Pr Olivier Saint-Jean : « Bien vieillir », mauvais plan

Par Collectif LaNutrition.fr - Journalistes scientifiques et diététiciennes Publié le 04/06/2007 Mis à jour le 17/02/2017
Olivier Saint-Jean est Chef du service de gériatrie de l’Hôpital Européen Georges Pompidou de Paris et Professeur de gériatrie à l’Université René Descartes à Paris

Le plan national « Bien vieillir » 2007-2009 annoncé par le ministre va sûrement dans le bon sens. Mais s’il est scientifiquement excellent, les experts ont bien travaillé, il est politiquement malheureusement mauvais, le ministre lui n’a pas bien travaillé.

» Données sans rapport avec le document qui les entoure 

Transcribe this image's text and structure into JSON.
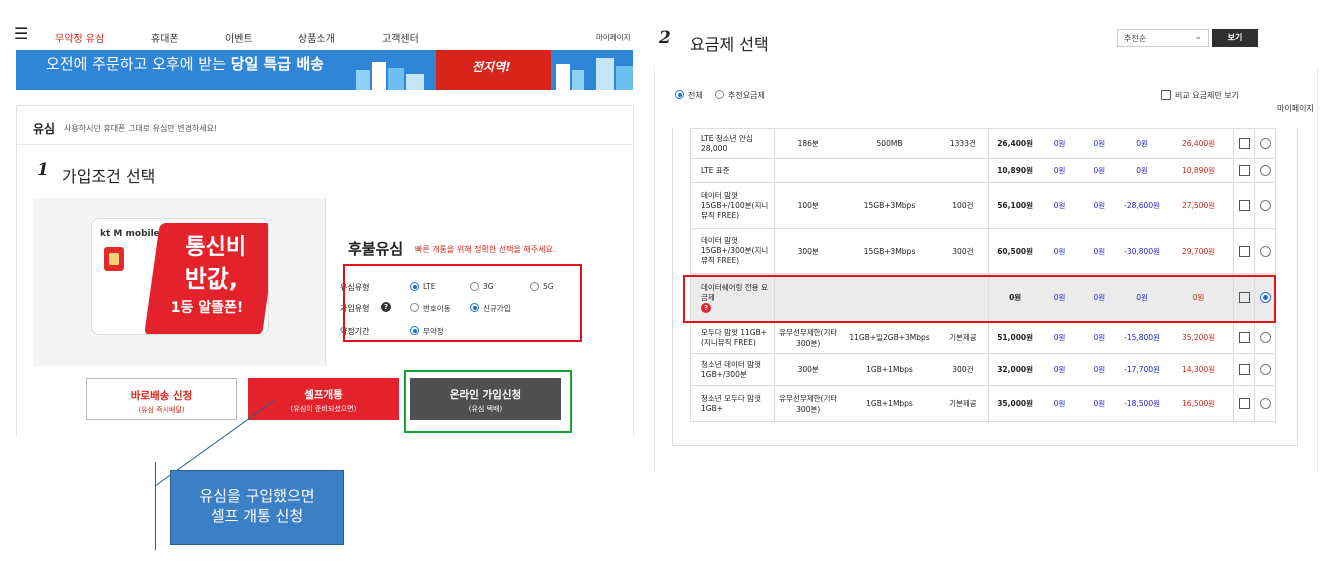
{
  "left": {
    "nav": {
      "menu_icon": "hamburger-icon",
      "items": [
        "무약정 유심",
        "휴대폰",
        "이벤트",
        "상품소개",
        "고객센터"
      ],
      "mypage": "마이페이지"
    },
    "banner": {
      "text": "오전에 주문하고 오후에 받는",
      "text_bold": "당일 특급 배송",
      "badge": "전지역!"
    },
    "sim": {
      "title": "유심",
      "desc": "사용하시던 휴대폰 그대로 유심만 변경하세요!"
    },
    "step1": {
      "num": "1",
      "title": "가입조건 선택"
    },
    "card": {
      "brand": "kt M mobile",
      "promo_l1": "통신비",
      "promo_l2": "반값,",
      "promo_l3": "1등 알뜰폰!"
    },
    "postpaid": {
      "title": "후불유심",
      "note": "빠른 개통을 위해 정확한 선택을 해주세요.",
      "sim_type_label": "유심유형",
      "sim_types": [
        "LTE",
        "3G",
        "5G"
      ],
      "join_type_label": "가입유형",
      "join_types": [
        "번호이동",
        "신규가입"
      ],
      "contract_label": "약정기간",
      "contract_value": "무약정"
    },
    "buttons": {
      "direct_main": "바로배송 신청",
      "direct_sub": "(유심 즉시배달)",
      "self_main": "셀프개통",
      "self_sub": "(유심이 준비되셨으면)",
      "online_main": "온라인 가입신청",
      "online_sub": "(유심 택배)"
    },
    "callout": {
      "line1": "유심을 구입했으면",
      "line2": "셀프 개통 신청"
    }
  },
  "right": {
    "step2": {
      "num": "2",
      "title": "요금제 선택"
    },
    "sort": {
      "value": "추천순",
      "view_button": "보기"
    },
    "filters": [
      "전체",
      "추천요금제"
    ],
    "compare_label": "비교 요금제만 보기",
    "mypage": "마이페이지",
    "plans": [
      {
        "name": "LTE 청소년 안심 28,000",
        "voice": "186분",
        "data": "500MB",
        "sms": "1333건",
        "price": "26,400원",
        "d1": "0원",
        "d2": "0원",
        "d3": "0원",
        "final": "26,400원"
      },
      {
        "name": "LTE 표준",
        "voice": "",
        "data": "",
        "sms": "",
        "price": "10,890원",
        "d1": "0원",
        "d2": "0원",
        "d3": "0원",
        "final": "10,890원"
      },
      {
        "name": "데이터 맘껏 15GB+/100분(지니뮤직 FREE)",
        "voice": "100분",
        "data": "15GB+3Mbps",
        "sms": "100건",
        "price": "56,100원",
        "d1": "0원",
        "d2": "0원",
        "d3": "-28,600원",
        "final": "27,500원"
      },
      {
        "name": "데이터 맘껏 15GB+/300분(지니뮤직 FREE)",
        "voice": "300분",
        "data": "15GB+3Mbps",
        "sms": "300건",
        "price": "60,500원",
        "d1": "0원",
        "d2": "0원",
        "d3": "-30,800원",
        "final": "29,700원"
      },
      {
        "name": "데이터쉐어링 전용 요금제",
        "voice": "",
        "data": "",
        "sms": "",
        "price": "0원",
        "d1": "0원",
        "d2": "0원",
        "d3": "0원",
        "final": "0원"
      },
      {
        "name": "모두다 맘껏 11GB+(지니뮤직 FREE)",
        "voice": "유무선무제한(기타300분)",
        "data": "11GB+일2GB+3Mbps",
        "sms": "기본제공",
        "price": "51,000원",
        "d1": "0원",
        "d2": "0원",
        "d3": "-15,800원",
        "final": "35,200원"
      },
      {
        "name": "청소년 데이터 맘껏 1GB+/300분",
        "voice": "300분",
        "data": "1GB+1Mbps",
        "sms": "300건",
        "price": "32,000원",
        "d1": "0원",
        "d2": "0원",
        "d3": "-17,700원",
        "final": "14,300원"
      },
      {
        "name": "청소년 모두다 맘껏 1GB+",
        "voice": "유무선무제한(기타300분)",
        "data": "1GB+1Mbps",
        "sms": "기본제공",
        "price": "35,000원",
        "d1": "0원",
        "d2": "0원",
        "d3": "-18,500원",
        "final": "16,500원"
      }
    ],
    "selected_plan_index": 4,
    "help_mark": "?"
  }
}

Ce plan est d’abord dramatiquement tardif. Non parce qu’il appartient à cette frénésie de mesures de fin de gouvernement, comme si la pensée ne venait aux ministres qu’à la fin d’un quinquennat. Mais parce qu’il est en retard par rapport aux enjeux qu’impose la structure de la population française. Des données scientifiques laissent à penser que l’âge de la maturité (la cinquantaine) est un moment clé pour la prévention des maladies du grand âge. Une bonne part des baby-boomers, qui formeront cette cohorte de vieux qui effrayent tant les prévisionnistes, ne pourront tirer bénéfice de ce plan. Car en santé publique entre un plan et une politique effectivement appliquée, il y a une grande latence. Cette latence en santé publique peut être réduite si un plan est financé et porté par une politique globale. Là encore « Bien vieillir » est insuffisant.

Son financement l’est bien évidemment, comme tous les plans récents consacrés aux problématiques du grand âge (le plan « solidarité grand âge » a un financement, notamment sanitaire, si insuffisant qu’on peut s’interroger sur le cynisme de l’emploi du mot solidarité). Mais ce sont surtout les moyens politiques généraux qui lui font défaut. A côté de la prévention des maladies cardio-vasculaires existent trois grands axes de promotion d’un vieillissement réussi : vivre des interactions sociales riches le plus longtemps possible, pratiquer une activité physique et sportive régulière, avoir une alimentation saine et variée. Ces trois facteurs expliquent assez bien les inégalités qui opposent la vieillesse des riches et celles des pauvres en France. On se serait donc attendu à des mesures de fond, financées, ayant pour objet de réduire les inégalités en ce domaine. Hélas, rien du tout.

Une vraie politique de l’emploi pour les seniors, comme le recommandait un rapport récent de l’Académie de Médecine ? Rien pour contrecarrer une exclusion sans cesse plus précoce du monde du travail, dans une société où le jeunisme fait loi et le départ en retraite des baby-boomers apparaît à certains comme la solution mécanique au problème du chômage.

Une politique sportive digne de ce nom ? Rien d’autre qu’un annuaire Internet, une journée portes ouvertes et une promesse de soutien non chiffré aux fédérations sportives. C’est mince alors qu’il faudrait impulser une vraie politique de proximité d’installations sportives accessibles à tous, quelque chose de populaire. En France, les clubs de sport sont peuplés de quelques quinquagénaires triomphants : mais ce sont des clubs privés et coûteux. En Chine, dans chaque square ou jardin public, il y a des appareils de gymnastiques pour adultes. Ils n’ont pas la vidéo intégrée et sont moins chromés que ceux des clubs chics parisiens. Mais l’effet pour la santé est le même. Fabriqués en Chine, ils ne devraient pas coûter bien chers. Une autre occasion manquée, faute de réflexion politique.

Enfin la réflexion sur la nutrition est une timidité rare, à l’image du plan national nutrition santé. Une réflexion sur la santé durable par l’alimentation est indissociable de la politique agricole et de la place de l’industrie agroalimentaire. Nous sommes saturés de céréales et de mets préparés et ce ne sont pas quelques timides messages para-publicitaires sur le sucre et le gras qui pallieront le manque de production à coût raisonnable de fruits et de légumes. On a réussi à vider les distributeurs des écoles des barres chocolatées, à quand la suppression des croissanteries du RER qui vaporisent des parfums boulangers nous transformant en chien de Pavlov ?

Au crédit de ce plan « bien vieillir », c’est vrai, il y a des quelques propositions sanitaires, financées par d’autres plans (plan cancer, remboursement du dépistage de l’ostéoporose) ou par l’assurance maladie (les consultations médicales à 60ans et à 70 ans). Ce n’est pas inutile mais le modèle biomédical est insuffisant, là où au contraire une lecture globale du parcours de vie d’un individu s’imposerait pour la promotion d’un vieillissement heureux et réussi.